Figure 5. Effect of let-7b binding site in N-terminal amino acid coding sequence on polyamine stimulation of EXT2 synthesis.

(a) Structures of deletion mutants of N-terminal CDS in EXT2-EGFP fusion genes. Based on the possible secondary structure of EXT2 mRNA obtained by Mfold (http://unafold.rna.albany.edu/), specified region of CDS was deleted (See Supplementary Fig. S8). Note that sizes of first AUG products in deletion mutants were smaller than that of WT. (b) Effect of N-terminal CDS on the expression levels of first AUG products (*) of EXT2-EGFP fusion proteins in NIH3T3 cells. (c) Sequence of let-7b binding site in EXT2-EGFP fusion gene. (d,e) Effects of mutations of let-7b binding site on the expression level of the first AUG products of the EXT2-EGFP fusion proteins in NIH3T3 cells. Molecular weight of the first AUG product from ∆57-86 mutant is 30.2 kDa. For detection of the EGFP fusion protein, 30 μg of protein was used. Experiments were repeated in triplicate with reproducible results.

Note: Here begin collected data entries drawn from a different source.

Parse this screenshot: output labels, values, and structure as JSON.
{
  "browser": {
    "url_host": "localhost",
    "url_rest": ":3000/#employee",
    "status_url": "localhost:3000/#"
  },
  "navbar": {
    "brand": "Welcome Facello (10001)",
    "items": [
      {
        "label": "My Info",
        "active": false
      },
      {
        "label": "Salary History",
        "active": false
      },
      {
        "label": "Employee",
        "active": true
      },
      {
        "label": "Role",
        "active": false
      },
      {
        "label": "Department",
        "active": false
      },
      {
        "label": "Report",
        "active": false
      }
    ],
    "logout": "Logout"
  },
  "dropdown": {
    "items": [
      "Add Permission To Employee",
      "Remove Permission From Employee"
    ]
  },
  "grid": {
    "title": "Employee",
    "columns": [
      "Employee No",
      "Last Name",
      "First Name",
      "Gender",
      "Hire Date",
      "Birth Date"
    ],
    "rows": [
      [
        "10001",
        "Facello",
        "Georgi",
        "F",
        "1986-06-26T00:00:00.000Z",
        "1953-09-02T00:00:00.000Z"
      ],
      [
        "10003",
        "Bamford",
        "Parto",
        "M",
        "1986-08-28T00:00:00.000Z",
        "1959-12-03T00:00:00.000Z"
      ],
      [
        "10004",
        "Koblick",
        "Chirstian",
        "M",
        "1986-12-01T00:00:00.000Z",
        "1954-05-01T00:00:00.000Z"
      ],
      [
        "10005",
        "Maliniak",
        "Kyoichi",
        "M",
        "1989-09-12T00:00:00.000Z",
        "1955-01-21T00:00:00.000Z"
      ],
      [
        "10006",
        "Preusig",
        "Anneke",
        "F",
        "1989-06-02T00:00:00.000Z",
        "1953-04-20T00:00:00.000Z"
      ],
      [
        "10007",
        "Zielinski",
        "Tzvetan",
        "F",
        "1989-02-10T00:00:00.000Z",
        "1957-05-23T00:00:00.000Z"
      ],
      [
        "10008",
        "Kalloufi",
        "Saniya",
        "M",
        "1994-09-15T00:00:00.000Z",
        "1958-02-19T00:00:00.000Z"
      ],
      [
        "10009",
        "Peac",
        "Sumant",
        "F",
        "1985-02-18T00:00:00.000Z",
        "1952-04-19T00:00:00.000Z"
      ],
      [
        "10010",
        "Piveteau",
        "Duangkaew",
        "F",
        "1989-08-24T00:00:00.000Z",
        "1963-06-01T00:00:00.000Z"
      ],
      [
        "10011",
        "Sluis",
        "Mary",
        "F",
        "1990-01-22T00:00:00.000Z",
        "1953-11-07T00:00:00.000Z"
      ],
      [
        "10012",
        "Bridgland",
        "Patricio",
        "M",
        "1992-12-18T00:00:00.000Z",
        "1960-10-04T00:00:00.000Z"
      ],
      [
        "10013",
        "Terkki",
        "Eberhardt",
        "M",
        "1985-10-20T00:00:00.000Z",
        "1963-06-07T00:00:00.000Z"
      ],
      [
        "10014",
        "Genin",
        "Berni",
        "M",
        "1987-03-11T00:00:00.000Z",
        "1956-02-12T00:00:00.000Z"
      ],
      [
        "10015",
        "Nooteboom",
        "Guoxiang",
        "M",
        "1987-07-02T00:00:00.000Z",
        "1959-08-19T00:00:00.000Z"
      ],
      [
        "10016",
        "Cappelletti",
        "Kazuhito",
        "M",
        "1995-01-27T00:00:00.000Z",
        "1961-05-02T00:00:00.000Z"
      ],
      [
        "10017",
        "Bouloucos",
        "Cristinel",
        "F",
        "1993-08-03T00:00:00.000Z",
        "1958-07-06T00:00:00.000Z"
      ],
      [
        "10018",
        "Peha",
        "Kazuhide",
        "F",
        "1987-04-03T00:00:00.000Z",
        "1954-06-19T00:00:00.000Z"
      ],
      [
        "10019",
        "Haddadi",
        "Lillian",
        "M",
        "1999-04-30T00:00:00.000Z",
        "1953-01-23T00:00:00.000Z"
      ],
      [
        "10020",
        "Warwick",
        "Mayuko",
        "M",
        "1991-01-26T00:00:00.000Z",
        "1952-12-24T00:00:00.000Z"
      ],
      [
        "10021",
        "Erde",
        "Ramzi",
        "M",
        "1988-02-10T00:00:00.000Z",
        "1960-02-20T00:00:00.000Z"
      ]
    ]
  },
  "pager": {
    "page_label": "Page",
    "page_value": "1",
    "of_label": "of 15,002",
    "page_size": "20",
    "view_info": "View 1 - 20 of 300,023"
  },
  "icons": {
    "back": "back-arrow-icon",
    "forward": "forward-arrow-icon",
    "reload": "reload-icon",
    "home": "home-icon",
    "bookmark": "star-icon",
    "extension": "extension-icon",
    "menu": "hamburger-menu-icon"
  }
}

Figure 6. Direct inhibition of let-7b binding by spermidine to its target sequence.

(a) Effect of anti-let-7b on the expression level of EXT2 protein in NIH3T3 cells. The microRNA inhibitor for let-7b or negative control A (scrambled) were transfected to NIH3T3 cells for 72 h in the presence or absence of 5 mM DFMO. (b) Effect of polyamine depletion on the expression level of let-7b in NIH3T3 cells was examined by qPCR. The level of let-7b expression in control cells was defined as 1.0. NS, not significant, two-tailed unpaired Student’s t-tests. (c,d) Immunoprecipitation (IP) of miRNA/EXT2 mRNA (c), β-actin or GAPDH mRNAs (d) complexes associated with Argonate proteins (Ago1, Ago2 or Ago3) from NIH3T3 or HCT116 cell extract. Precipitated miRNA/mRNA complexes were treated with proteinase K, and resulting free mRNAs were converted to cDNA and quantified by qPCR. The results obtained with Ago-IP were normalized by mouse IgG-IP as a negative control. (c) In this pull-down assay system, since precipitated let-7b by Ago-IP was also detectable, EXT2 mRNA was further normalized to let-7b. Data are expressed as the mean ± s.e.m. of three independent experiments and data was by one-way ANOVA with Tukey-Kramer post-test using GraphPad Prism^® Software (GraphPad Software). ^⋆⋆⋆P < 0.005. (d) In case of values of β-actin and GAPDH, both of which are obtained from three independent experiments are expressed as the mean ± s.e.m. Data were evaluated by two-tailed unpaired Student’s t-tests, however no significant difference was observed. (e) Effect of polyamine depletion on the expression of β-actin and GAPDH.